EYE OF THE STORM – Christopher Alender
Un navigatore solitario scorge in lontananza una linea luminosa, punto centrale di una qualche bufera, e salpa sulla sua nave volante verso quella direzione accompagnato solo da un piccolo drago. Durante il viaggio si libera di tutti i suoi averi, uno ad uno, e appena si fa più vicino alla meta si separa anche dall’animale, a cui restituisce la libertà. Che cosa lo attenda nell’occhio della tempesta non è dato sapere, ma il viaggiatore aumenta la velocità e si siede in attesa del momento fatidico.

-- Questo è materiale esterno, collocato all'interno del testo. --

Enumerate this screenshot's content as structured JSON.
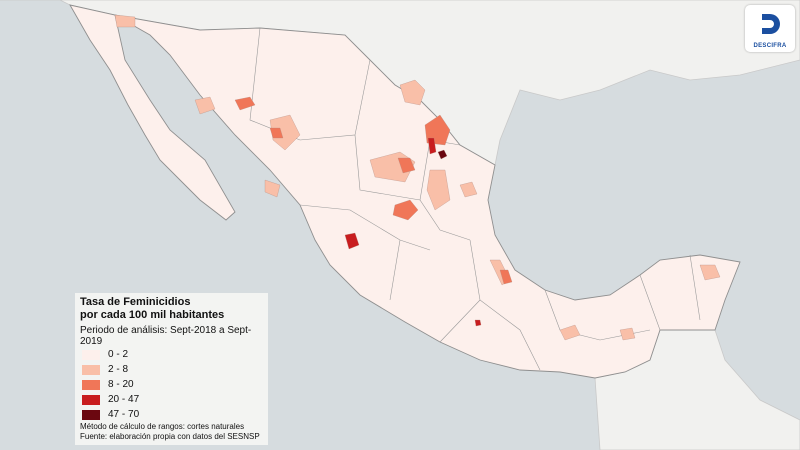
{
  "logo": {
    "text": "DESCIFRA"
  },
  "legend": {
    "title": [
      "Tasa de Feminicidios",
      "por cada 100 mil habitantes"
    ],
    "period": "Periodo de análisis: Sept-2018 a Sept-2019",
    "classes": [
      {
        "label": "0 - 2",
        "color": "#fdf0ec"
      },
      {
        "label": "2 - 8",
        "color": "#f9bfa8"
      },
      {
        "label": "8 - 20",
        "color": "#f07658"
      },
      {
        "label": "20 - 47",
        "color": "#c81d1f"
      },
      {
        "label": "47 - 70",
        "color": "#6b0710"
      }
    ],
    "notes": [
      "Método de cálculo de rangos: cortes naturales",
      "Fuente: elaboración propia con datos del SESNSP"
    ]
  }
}
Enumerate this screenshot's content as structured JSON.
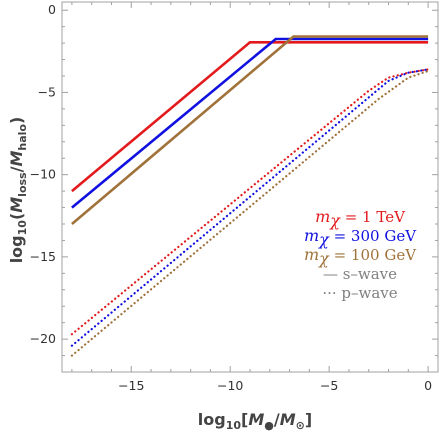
{
  "chart_data": {
    "type": "line",
    "xlabel": "log₁₀[M●/M⊙]",
    "ylabel": "log₁₀(M_loss/M_halo)",
    "xlim": [
      -18.5,
      0.5
    ],
    "ylim": [
      -22,
      0.5
    ],
    "x_ticks": [
      -15,
      -10,
      -5,
      0
    ],
    "x_tick_labels": [
      "−15",
      "−10",
      "−5",
      "0"
    ],
    "y_ticks": [
      0,
      -5,
      -10,
      -15,
      -20
    ],
    "y_tick_labels": [
      "0",
      "−5",
      "−10",
      "−15",
      "−20"
    ],
    "grid": false,
    "legend_position": "right-middle",
    "series": [
      {
        "name": "mχ = 1 TeV, s-wave",
        "color": "#e31a1c",
        "style": "solid",
        "x": [
          -18,
          -9,
          0
        ],
        "y": [
          -11.0,
          -1.95,
          -1.95
        ]
      },
      {
        "name": "mχ = 300 GeV, s-wave",
        "color": "#1010e0",
        "style": "solid",
        "x": [
          -18,
          -7.7,
          0
        ],
        "y": [
          -12.0,
          -1.75,
          -1.75
        ]
      },
      {
        "name": "mχ = 100 GeV, s-wave",
        "color": "#a0723a",
        "style": "solid",
        "x": [
          -18,
          -6.8,
          0
        ],
        "y": [
          -13.0,
          -1.6,
          -1.6
        ]
      },
      {
        "name": "mχ = 1 TeV, p-wave",
        "color": "#e31a1c",
        "style": "dotted",
        "x": [
          -18,
          -3,
          -2,
          -1,
          0
        ],
        "y": [
          -19.7,
          -4.9,
          -4.1,
          -3.8,
          -3.6
        ]
      },
      {
        "name": "mχ = 300 GeV, p-wave",
        "color": "#1010e0",
        "style": "dotted",
        "x": [
          -18,
          -2,
          -1,
          0
        ],
        "y": [
          -20.4,
          -4.3,
          -3.8,
          -3.6
        ]
      },
      {
        "name": "mχ = 100 GeV, p-wave",
        "color": "#a0723a",
        "style": "dotted",
        "x": [
          -18,
          -2.5,
          -1,
          0
        ],
        "y": [
          -21.0,
          -5.4,
          -4.1,
          -3.7
        ]
      }
    ],
    "legend": [
      {
        "symbol": "m",
        "sub": "χ",
        "text": " = 1 TeV",
        "color": "#e31a1c"
      },
      {
        "symbol": "m",
        "sub": "χ",
        "text": " = 300 GeV",
        "color": "#1010e0"
      },
      {
        "symbol": "m",
        "sub": "χ",
        "text": " = 100 GeV",
        "color": "#a0723a"
      },
      {
        "mark": "—",
        "text": " s–wave",
        "color": "#808080"
      },
      {
        "mark": "···",
        "text": " p–wave",
        "color": "#808080"
      }
    ]
  }
}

Eye of the storm incanta sotto numerosi aspetti, innanzitutto l’originalità della scelta dello stile steampunk, ma anche la cura dei particolari e l’uso dei colori per evocare emozioni e stati d’animo. Il navigatore senza volto inizia il suo viaggio attraverso un paesaggio meraviglioso, fatto di nubi dalle tenue tonalità rossastre, che si trasforma in un cielo cupo e minaccioso durante il temporale fino a diventare di un verde brillante man mano che ci si avvicina alla meta. Il film è stato scritto dal musicista e compositore Ben Lovett come rappresentazione della sua omonima canzone, ma personalmente trovo che le immagini superino assolutamente la musica, per quanto bella.
Nella scena finale, l’uomo senza volto si siede rivolto non verso la tempesta, ma verso ciò che rimane indietro. È come se il capitano solitario si fosse liberato di tutto ciò che lo legava al passato e si preparasse all’ignoto di una svolta verso una nuova vita, ma non riuscisse completamente a dimenticare ciò che si sta lasciando alle spalle. Il cortometraggio si presta a numerose interpretazioni, ma il significato metaforico recondito è uno: un viaggio verso il cambiamento e il rinnovamento … che difficilmente risulta facile e privo di rimpianti.